Fine that your husband wants to see his friend, completely unreasonable to expect you to see him, especially with the other woman. You've lost the experience of being able to hang out "as a four". That's not your fault, it the fault of his friend. He will just have to accept that that gone now.

StartupRepair · 16/06/2025 10:04

God I hate the way men think they can just swing OW into the old friendship group and everything will be fine. Basically women are interchangeable.

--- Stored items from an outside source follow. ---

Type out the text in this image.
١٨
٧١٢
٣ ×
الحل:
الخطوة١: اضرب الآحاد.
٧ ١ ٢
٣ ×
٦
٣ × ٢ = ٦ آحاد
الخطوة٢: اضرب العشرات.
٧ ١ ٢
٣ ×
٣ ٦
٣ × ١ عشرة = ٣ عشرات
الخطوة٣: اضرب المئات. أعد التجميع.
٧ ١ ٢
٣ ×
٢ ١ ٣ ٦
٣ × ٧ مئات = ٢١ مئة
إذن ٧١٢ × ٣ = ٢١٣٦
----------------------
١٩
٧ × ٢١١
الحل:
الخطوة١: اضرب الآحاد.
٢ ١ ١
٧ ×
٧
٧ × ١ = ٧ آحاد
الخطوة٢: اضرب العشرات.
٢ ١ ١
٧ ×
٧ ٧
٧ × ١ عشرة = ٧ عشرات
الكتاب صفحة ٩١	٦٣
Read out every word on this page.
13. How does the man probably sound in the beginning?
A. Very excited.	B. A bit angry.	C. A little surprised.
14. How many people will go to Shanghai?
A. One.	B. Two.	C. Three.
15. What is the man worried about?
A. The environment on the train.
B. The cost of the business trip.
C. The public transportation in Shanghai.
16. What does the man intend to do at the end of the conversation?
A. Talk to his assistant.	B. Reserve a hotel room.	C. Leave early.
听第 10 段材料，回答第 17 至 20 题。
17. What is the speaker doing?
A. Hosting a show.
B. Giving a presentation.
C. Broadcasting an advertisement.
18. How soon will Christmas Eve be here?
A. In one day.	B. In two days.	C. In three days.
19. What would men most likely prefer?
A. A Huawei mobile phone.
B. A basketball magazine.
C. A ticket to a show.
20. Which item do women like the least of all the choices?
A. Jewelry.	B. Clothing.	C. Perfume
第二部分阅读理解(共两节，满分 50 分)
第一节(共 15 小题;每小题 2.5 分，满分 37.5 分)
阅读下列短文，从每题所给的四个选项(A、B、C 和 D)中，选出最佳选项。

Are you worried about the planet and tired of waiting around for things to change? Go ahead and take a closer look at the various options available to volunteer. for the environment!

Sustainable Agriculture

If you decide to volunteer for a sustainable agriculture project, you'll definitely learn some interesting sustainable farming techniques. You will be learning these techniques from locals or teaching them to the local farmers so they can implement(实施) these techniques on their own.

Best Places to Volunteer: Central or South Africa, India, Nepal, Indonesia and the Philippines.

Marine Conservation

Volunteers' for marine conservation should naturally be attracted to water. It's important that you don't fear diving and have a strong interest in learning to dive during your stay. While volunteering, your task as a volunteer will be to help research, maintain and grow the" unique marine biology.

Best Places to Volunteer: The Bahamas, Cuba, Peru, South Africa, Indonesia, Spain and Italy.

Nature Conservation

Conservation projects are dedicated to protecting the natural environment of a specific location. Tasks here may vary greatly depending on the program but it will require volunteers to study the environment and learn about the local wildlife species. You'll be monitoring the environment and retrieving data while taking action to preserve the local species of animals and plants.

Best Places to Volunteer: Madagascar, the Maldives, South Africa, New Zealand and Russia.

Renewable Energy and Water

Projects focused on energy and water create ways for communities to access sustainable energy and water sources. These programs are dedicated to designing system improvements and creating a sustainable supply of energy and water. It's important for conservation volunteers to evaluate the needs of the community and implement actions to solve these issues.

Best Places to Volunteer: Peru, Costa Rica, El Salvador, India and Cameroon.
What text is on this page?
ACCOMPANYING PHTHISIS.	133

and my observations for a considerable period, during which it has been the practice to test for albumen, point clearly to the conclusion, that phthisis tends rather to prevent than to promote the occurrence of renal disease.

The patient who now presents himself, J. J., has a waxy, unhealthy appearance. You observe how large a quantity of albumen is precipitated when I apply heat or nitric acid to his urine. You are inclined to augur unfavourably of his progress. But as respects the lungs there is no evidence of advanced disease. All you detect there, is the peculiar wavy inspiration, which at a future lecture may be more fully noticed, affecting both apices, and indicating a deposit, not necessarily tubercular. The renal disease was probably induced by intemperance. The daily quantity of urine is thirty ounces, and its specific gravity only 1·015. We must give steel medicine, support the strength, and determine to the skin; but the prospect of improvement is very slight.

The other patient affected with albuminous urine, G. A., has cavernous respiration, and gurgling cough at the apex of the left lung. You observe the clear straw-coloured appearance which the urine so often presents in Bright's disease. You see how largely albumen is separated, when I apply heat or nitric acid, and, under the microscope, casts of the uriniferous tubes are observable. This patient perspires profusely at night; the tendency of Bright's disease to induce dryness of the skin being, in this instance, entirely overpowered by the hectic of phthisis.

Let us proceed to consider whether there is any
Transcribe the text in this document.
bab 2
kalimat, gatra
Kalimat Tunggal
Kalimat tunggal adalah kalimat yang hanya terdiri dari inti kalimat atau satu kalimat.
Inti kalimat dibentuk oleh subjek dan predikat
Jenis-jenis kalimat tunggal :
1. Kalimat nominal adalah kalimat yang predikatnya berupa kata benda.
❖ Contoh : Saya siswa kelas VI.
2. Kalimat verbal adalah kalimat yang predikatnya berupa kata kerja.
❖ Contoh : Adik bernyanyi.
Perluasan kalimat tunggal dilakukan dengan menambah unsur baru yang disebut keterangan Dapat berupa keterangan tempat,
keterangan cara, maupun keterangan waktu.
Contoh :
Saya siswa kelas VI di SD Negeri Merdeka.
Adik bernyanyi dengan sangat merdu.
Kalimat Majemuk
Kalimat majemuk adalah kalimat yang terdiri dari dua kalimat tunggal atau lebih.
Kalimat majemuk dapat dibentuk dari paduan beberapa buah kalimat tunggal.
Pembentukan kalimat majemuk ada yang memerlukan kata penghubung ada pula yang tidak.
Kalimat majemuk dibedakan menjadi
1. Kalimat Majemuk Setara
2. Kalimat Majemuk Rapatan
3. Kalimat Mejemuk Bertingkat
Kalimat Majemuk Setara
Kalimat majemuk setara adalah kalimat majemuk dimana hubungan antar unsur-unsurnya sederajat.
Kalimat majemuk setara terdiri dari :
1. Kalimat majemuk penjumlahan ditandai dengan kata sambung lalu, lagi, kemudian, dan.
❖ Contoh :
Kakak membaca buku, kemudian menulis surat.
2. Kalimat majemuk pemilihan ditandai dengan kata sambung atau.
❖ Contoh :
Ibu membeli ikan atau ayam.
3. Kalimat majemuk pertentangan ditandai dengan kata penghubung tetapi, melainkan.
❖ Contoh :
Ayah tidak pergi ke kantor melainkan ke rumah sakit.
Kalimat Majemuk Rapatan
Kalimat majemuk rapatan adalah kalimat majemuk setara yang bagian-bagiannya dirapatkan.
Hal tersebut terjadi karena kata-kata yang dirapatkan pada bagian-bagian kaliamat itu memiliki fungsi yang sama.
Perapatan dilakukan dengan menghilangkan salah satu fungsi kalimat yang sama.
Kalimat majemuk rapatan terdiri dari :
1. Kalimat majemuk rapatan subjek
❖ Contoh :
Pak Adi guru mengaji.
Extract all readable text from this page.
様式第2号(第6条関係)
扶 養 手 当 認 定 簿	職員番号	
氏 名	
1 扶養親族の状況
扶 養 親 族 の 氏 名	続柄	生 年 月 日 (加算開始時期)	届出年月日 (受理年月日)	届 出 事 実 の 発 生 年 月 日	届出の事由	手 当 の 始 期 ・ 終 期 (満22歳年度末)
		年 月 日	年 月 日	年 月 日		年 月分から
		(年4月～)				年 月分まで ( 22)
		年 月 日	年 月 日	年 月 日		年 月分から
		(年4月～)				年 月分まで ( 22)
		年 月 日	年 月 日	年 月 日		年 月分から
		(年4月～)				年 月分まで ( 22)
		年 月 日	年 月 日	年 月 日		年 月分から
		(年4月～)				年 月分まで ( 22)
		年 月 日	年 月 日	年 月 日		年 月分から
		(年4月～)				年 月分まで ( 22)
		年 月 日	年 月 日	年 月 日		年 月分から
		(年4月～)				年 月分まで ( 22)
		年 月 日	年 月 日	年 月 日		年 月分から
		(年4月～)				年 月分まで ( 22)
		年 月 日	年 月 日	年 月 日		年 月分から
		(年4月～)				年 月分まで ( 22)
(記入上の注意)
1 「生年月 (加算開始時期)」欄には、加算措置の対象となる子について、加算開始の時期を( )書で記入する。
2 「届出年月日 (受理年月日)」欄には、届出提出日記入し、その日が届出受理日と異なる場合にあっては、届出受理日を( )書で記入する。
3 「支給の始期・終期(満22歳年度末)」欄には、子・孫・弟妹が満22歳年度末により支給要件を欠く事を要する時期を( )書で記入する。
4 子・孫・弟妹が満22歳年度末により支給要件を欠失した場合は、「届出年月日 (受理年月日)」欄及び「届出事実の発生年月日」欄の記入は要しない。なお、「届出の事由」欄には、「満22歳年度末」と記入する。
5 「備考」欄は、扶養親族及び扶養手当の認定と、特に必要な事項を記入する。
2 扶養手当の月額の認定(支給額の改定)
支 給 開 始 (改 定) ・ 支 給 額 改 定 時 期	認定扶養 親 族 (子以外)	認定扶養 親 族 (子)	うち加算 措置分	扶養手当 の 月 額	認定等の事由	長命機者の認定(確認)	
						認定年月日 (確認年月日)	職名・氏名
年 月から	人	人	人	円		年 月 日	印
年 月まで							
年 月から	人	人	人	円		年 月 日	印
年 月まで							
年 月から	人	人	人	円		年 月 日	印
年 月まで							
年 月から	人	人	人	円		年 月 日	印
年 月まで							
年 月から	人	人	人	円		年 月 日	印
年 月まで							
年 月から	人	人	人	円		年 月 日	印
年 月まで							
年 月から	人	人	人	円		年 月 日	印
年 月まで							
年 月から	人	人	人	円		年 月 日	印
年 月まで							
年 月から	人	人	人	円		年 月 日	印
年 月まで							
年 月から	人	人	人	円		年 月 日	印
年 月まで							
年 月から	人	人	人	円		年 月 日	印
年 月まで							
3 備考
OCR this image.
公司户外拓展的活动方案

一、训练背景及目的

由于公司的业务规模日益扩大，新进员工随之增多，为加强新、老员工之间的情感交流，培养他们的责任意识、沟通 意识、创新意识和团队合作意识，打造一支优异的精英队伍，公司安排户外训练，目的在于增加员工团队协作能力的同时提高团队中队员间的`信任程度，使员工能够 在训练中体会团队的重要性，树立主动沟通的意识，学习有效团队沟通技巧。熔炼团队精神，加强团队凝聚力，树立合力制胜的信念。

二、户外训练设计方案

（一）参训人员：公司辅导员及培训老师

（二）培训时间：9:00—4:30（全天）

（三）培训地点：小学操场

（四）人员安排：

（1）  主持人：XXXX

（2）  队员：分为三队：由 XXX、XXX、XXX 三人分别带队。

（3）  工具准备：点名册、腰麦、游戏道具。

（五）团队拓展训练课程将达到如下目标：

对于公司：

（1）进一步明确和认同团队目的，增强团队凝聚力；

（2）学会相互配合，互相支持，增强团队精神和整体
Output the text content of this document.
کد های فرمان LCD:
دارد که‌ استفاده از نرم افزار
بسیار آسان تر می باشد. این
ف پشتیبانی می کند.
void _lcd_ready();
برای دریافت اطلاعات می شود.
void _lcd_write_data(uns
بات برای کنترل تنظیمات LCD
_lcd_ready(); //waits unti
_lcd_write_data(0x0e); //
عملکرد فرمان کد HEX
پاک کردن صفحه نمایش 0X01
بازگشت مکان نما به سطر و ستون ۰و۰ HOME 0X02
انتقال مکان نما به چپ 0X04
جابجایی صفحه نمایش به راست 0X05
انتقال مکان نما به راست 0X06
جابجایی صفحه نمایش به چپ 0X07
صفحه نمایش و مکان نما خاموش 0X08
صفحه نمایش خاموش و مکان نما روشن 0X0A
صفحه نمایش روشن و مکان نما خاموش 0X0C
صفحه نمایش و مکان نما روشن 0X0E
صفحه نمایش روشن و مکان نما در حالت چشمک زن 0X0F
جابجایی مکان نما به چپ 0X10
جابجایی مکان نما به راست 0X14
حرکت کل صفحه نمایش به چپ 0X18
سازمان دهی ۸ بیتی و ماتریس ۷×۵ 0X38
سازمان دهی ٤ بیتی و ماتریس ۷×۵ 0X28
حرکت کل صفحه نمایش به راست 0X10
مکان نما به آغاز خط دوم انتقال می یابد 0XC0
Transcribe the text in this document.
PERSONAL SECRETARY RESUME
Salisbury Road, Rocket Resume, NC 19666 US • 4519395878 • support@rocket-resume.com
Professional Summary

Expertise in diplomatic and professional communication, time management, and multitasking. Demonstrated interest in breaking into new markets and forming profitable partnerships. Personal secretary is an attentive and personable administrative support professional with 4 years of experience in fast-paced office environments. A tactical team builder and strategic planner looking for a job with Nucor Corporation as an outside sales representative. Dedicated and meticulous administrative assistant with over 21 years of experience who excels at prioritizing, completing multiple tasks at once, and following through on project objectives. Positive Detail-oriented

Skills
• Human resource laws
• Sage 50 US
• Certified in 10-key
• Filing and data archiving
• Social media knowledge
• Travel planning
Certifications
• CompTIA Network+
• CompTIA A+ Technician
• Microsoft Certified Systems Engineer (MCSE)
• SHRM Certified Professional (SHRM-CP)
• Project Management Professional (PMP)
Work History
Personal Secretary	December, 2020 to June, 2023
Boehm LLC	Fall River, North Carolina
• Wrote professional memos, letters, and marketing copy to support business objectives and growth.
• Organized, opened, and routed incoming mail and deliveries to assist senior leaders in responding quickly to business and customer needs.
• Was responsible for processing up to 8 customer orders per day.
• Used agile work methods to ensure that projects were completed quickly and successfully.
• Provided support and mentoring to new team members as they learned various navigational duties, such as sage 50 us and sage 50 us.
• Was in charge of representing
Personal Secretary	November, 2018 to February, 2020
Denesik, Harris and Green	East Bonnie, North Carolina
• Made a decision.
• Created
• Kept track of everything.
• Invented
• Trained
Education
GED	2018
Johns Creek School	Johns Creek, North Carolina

Christwosheds · 16/06/2025 10:09

DancingDucks · 15/06/2025 21:51

He said to me that my loyalty should be to him. I have supported him through some awful times over the years, but he cannot expect me to just be 'loyal' about something I find so out of order. I feel that's really disrespectful to me and he shouldn't be putting me in this situation. I've told him I'm not going and he can do what he wants with that info, I'm just not going.

Well you can say that his loyalty should be to you ! Your friend is the wronged party here, and it is unbelievable that he expects you to trample all over her feelings to keep his friend happy.
It should be simple, he should say to his friend “Ducks doesn’t feel happy about spending time with you and your new girlfriend, because that would really hurt her friend”. It’s totally reasonable.

BundleBoogie · 16/06/2025 10:11

DancingDucks · 15/06/2025 21:51

He said to me that my loyalty should be to him. I have supported him through some awful times over the years, but he cannot expect me to just be 'loyal' about something I find so out of order. I feel that's really disrespectful to me and he shouldn't be putting me in this situation. I've told him I'm not going and he can do what he wants with that info, I'm just not going.

He seems to have confused ‘loyalty’ with ‘unquestioningly accepting the behaviour of his adulterous mate to the detriment of your friendship with the wronged wife’.

Surely he can hang out with them if he wants but he needs to respect your decision not to.

IMustDoMoreExercise · 16/06/2025 10:29

Show him this thread.

Studyunder · 16/06/2025 10:41

Well you “expect him” to RESPECT your decision and feelings ffs!